Te quiero porque me arrullas, y me entiendes; porque no me juzgas y catalizas mis emociones. Provocas muchas también, y sea lo que sea que guardo dentro de mí, tú lo sacas de la mejor forma. Eres mi memoria, muchas veces mi máquina del tiempo, y las historias que me cuentas, sean ciertas o no, me conmueven.  Te quiero como eres y porque dices las cosas como las sientes. Porque te has aguantado desde mis peores agonías hasta mis euforias más delirantes. Me sigues la corriente, me alegras, y también me haces llorar en cuestión de segundos. 
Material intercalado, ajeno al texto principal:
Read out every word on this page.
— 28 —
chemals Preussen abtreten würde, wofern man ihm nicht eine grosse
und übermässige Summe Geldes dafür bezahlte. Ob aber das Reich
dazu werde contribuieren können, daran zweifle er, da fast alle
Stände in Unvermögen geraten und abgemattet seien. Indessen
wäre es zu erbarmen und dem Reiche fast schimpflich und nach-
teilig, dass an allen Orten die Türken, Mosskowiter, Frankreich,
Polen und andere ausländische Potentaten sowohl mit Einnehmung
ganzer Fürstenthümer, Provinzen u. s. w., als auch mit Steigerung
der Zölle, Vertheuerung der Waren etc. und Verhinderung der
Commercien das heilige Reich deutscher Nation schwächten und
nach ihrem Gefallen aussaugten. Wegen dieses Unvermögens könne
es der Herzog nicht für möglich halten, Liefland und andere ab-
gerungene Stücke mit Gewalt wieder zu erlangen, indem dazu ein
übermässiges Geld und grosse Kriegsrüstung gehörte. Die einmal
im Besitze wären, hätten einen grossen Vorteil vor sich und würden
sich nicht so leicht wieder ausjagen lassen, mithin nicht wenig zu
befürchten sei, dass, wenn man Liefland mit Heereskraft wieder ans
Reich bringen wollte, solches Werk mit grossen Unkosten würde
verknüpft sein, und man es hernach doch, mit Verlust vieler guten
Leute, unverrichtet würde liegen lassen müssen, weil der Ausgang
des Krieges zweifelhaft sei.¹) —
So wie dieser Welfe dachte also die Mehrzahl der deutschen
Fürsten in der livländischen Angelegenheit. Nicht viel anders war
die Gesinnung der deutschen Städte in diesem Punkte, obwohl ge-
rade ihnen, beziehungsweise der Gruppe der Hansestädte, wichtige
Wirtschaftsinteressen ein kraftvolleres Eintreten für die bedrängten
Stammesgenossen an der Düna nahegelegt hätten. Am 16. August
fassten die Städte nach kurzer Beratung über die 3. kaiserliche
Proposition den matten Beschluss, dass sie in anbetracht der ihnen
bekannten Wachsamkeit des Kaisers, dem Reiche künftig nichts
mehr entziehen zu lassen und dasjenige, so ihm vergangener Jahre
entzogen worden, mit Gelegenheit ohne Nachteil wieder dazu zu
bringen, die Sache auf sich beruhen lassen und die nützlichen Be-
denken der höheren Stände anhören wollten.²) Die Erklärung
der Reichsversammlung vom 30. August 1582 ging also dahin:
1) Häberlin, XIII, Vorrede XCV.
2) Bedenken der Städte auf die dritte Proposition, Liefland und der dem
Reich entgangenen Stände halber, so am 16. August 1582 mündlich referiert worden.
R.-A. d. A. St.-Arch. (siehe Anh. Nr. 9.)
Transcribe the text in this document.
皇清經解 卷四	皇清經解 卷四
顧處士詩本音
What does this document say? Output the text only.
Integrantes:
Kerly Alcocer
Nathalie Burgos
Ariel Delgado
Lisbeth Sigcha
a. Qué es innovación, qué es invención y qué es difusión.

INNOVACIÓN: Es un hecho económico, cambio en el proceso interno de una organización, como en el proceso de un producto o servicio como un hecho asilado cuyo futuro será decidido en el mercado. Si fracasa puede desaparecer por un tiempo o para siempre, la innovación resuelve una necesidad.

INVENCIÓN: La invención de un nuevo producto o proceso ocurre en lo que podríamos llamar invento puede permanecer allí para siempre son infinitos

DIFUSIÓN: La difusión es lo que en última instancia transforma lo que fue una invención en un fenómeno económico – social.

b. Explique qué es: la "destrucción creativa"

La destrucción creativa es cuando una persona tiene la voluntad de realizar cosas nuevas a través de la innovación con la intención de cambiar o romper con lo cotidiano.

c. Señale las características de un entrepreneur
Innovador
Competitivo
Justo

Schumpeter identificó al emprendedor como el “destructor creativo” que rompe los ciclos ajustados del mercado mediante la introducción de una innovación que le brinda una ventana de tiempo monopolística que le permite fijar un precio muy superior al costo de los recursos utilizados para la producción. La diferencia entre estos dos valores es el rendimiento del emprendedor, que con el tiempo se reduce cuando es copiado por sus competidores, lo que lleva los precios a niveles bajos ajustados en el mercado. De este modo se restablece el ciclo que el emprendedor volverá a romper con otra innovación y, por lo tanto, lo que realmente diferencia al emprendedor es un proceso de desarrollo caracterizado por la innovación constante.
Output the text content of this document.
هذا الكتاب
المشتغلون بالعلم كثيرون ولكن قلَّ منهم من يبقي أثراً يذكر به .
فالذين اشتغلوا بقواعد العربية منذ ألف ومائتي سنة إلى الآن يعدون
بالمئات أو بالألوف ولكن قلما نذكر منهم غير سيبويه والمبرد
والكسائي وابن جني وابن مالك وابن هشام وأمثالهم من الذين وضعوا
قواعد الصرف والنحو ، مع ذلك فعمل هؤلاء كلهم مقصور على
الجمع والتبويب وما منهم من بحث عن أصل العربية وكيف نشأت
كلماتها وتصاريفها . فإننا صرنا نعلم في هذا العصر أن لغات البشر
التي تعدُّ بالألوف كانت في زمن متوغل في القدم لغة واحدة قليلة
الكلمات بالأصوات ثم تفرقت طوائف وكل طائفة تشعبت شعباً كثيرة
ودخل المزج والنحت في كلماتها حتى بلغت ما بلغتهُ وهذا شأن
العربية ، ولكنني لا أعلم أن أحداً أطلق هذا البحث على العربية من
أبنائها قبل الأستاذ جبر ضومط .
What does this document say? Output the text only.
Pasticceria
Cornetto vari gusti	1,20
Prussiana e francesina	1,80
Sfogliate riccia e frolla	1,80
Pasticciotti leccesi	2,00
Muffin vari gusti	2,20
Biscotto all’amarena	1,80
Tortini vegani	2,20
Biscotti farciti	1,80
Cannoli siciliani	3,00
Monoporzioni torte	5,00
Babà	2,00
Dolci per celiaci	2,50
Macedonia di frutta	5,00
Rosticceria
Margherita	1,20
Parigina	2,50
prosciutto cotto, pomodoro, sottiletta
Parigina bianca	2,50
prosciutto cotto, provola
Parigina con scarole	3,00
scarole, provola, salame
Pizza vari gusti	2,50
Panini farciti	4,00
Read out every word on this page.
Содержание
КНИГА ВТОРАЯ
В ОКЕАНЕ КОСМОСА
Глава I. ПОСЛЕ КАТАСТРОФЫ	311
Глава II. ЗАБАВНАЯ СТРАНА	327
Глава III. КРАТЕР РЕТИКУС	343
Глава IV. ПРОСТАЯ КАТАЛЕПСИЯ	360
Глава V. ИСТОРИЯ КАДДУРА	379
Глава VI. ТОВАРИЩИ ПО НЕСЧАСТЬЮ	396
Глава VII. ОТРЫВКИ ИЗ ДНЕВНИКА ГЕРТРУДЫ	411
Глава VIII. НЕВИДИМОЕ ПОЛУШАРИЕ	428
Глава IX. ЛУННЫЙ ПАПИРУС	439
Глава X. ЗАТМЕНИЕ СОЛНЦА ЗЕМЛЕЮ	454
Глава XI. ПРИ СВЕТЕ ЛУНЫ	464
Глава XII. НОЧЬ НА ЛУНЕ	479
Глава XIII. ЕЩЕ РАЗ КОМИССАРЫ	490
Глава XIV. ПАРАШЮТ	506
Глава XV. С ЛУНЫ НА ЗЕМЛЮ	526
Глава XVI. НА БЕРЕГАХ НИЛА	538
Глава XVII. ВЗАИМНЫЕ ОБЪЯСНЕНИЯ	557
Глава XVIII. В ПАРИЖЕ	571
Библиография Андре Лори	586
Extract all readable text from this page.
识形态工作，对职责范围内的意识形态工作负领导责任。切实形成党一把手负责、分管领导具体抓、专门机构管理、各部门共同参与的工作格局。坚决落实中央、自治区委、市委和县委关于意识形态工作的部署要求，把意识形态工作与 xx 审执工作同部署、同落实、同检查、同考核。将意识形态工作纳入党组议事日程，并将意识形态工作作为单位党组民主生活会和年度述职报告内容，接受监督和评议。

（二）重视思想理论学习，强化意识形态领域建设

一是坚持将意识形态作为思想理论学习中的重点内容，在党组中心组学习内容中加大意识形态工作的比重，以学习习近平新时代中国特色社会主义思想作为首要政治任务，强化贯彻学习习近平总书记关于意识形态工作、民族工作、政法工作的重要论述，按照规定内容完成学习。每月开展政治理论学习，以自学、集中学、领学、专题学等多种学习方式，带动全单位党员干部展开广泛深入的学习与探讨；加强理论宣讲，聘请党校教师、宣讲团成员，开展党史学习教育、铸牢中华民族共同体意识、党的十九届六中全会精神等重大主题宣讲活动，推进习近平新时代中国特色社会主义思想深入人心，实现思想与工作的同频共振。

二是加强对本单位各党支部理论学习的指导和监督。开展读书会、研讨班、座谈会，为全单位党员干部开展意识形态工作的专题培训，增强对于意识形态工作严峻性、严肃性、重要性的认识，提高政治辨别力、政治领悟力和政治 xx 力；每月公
Si canto es por tí. Y si jamás llego a sentirme sola, es porque estas conmigo.

Muchas veces he tratado de imaginarme el gran vacío que quedaría en mi vida, de no tenerte. Definitivamente no me lo imagino, y no sería nada fácil sobrellevar un solo día en tu ausencia. Sin armonía, sin un acorde o melodía. No sin música, así no. No sin tí.



Caro.

1 comment:

Henry S. said...

Precioso.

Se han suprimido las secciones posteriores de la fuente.